A large crowd of residents, public officials and other dignitaries were on hand for the afternoon’s events.
Mayor Orbuty Ozier welcomed the guests, which included many of Ozier’s counterparts from the Alabama Conference of Black Mayors. One of the highlights was the unveiling of a large mural in the new building’s meeting room. The mural, painted by Ozier’s husband, William, who designed the building with architect Sam Donze, runs the length of the wall behind the town council members’ seats. Members of the town council are Mildred Lawson Works, Queen Stallworth, Annie Campbell, Agnita Davis Jackson and Annie Patterson. The town clerk is Katrina Smith and the Board Attorney is Prince Chestnut.
Brantley Fry, director of Sen. Doug Jones’ state operations, was the featured guest speaker. Fry spoke about Jones’ efforts in the state and offered any assistance to Gordonville that the senator could help with. She focused on rural broadband and water issues and urged Mayor Ozier and the council to apply for USDA Rural Development Grants and Community Development Block Grants to help with further expansion in the town of about 350 residents.
“I was so excited today,” Mayor Ozier said. “To be very honest, I have been planning for this day. I told myself I wasn’t going to cry, but I’m really fighting back the tears to get the job done. I thank the Lord that he strengthened my team – my council members, my clerk and the people in the community that rallied together. We were of one accord to get this building done. This is for the community, this is their home … this is our home.”

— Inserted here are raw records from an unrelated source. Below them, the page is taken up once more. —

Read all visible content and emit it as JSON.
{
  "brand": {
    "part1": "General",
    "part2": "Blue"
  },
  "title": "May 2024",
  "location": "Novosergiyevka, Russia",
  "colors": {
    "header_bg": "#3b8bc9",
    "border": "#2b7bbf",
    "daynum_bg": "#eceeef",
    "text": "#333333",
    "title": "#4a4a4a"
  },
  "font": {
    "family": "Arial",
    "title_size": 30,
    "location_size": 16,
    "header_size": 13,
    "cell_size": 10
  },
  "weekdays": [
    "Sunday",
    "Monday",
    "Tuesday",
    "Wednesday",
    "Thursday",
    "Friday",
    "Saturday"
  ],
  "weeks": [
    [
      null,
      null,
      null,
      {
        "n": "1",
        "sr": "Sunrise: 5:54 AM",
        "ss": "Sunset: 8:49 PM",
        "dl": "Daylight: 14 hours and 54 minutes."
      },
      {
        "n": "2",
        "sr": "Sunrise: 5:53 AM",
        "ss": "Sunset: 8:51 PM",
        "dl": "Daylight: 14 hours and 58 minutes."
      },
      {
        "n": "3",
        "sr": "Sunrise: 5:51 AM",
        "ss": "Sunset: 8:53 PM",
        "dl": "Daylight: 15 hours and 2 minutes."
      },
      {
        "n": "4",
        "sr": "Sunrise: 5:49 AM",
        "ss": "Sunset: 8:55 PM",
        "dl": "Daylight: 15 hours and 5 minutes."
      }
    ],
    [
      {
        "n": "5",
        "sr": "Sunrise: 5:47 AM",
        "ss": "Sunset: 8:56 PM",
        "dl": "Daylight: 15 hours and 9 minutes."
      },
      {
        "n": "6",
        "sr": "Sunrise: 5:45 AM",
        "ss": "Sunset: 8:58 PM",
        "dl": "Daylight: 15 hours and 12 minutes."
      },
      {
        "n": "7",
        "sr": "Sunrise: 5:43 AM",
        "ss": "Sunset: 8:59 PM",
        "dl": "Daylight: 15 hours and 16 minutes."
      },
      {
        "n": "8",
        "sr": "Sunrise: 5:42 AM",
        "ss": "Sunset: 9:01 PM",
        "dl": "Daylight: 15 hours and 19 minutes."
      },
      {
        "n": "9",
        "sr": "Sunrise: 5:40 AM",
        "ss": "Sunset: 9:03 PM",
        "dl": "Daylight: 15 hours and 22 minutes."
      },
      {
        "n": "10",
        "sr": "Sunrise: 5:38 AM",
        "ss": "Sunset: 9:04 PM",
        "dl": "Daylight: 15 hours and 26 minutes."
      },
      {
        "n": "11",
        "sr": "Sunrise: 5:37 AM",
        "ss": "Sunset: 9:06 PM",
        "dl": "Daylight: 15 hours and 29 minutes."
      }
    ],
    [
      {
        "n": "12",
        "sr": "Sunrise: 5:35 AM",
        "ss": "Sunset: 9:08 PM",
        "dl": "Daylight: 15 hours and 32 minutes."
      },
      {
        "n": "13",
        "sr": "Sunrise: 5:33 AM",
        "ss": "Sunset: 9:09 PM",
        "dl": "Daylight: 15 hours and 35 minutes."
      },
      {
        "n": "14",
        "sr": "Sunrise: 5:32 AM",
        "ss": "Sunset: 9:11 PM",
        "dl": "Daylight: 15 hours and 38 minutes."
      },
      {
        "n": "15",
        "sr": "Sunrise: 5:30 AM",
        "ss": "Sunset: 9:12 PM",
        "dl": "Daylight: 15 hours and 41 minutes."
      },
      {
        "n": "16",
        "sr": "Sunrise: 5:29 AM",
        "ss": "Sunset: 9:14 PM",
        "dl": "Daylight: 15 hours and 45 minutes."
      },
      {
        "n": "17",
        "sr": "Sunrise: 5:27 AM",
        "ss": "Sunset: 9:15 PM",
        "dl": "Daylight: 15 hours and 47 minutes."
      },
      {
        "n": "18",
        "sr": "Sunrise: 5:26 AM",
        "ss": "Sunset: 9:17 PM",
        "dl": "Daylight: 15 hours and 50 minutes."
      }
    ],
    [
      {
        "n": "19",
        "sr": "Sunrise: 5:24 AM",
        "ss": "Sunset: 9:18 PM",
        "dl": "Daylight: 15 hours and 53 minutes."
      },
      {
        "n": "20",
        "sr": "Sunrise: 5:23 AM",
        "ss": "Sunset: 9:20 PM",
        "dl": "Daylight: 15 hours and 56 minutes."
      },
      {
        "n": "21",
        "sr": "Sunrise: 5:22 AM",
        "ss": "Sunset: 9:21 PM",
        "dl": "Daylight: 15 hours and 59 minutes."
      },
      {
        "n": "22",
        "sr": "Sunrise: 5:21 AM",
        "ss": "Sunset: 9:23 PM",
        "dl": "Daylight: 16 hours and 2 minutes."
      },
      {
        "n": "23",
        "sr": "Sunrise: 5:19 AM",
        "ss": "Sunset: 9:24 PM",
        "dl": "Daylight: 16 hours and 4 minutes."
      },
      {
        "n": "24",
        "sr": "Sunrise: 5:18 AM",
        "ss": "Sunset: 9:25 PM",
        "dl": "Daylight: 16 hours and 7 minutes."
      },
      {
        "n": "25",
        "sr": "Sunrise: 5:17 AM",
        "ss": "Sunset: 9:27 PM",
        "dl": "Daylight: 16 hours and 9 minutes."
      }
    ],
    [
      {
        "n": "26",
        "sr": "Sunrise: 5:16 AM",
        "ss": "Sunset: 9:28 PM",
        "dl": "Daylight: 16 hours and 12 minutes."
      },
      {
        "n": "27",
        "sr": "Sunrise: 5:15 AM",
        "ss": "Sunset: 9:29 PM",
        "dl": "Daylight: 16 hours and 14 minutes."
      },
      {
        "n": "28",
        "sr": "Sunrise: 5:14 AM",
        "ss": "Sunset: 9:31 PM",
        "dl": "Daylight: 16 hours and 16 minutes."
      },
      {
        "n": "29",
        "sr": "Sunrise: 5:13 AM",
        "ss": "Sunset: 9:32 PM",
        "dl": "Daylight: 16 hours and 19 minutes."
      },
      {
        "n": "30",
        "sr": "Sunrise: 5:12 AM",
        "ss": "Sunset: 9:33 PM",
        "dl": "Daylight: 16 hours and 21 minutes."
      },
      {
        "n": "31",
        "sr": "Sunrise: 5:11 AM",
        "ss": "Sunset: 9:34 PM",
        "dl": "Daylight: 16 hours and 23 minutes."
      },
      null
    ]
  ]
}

The mayor said the new Gordonville Municipal Complex was a starting point.
“We didn’t have a home,” she said. “This is a point to grow from. I was so grateful for all the people who came to the ceremony. We had people from other towns here, from Montgomery, Fort Deposit and more that were a part of this history. That says that it’s possible to take a little bit to make a lot. We’re going to continue to grow by the grace of God. We just have to keep the momentum going and continue the teamwork because it takes a team.”
The building is only the beginning for the Lowndes County municipality, according to Mayor Ozier.
“We’ve got another phase planned,” she said. “The next phase is going to be another wing the size of the first one. There will be a center, a rotunda area, and we’re going to use it as a multipurpose area that will seat about 100 people. We’ll have a larger facility to continue the growth. We already have a planning commission in place, but they don’t have an office yet. We’re sharing our office space with them. We’re going to do everything it takes to go online. Montgomery Mayor (Todd) Strange is one of my mentors. He has built Montgomery. Well this is going to be the small Montgomery — we’re going to be like Montgomery down here in Lowndes County.”
Mayor Ozier added that she wants to attract new residents to Gordonville.
“It’s a beautiful place to live,” she said. “We have a low crime rate. People here care about each other and people here check on each other. The next generation goes and checks on the elderly. We want to do something for the young people to want to come and live here. Our plans and our future municipal park will include exercise equipment. We know our young people are going to love it. It’s for growth and it’s for them to expand their horizon.”
The mayor also hopes that Gordonville will grow far beyond its current 326 residents.
“We’re feeling that it will be more in the 2020 Census,” she said. “We have had new homes going up in Gordonville and we have new residents coming in. Everywhere I go, in the grocery store or wherever, I’m recruiting. I want people to come and be apart of this growth and opportunity in Gordonville. Come someplace to live where you can sit on your porch or walk out on the street where everyone speaks and everyone has a connection. I invite them to come and be a part of this connection and growth.”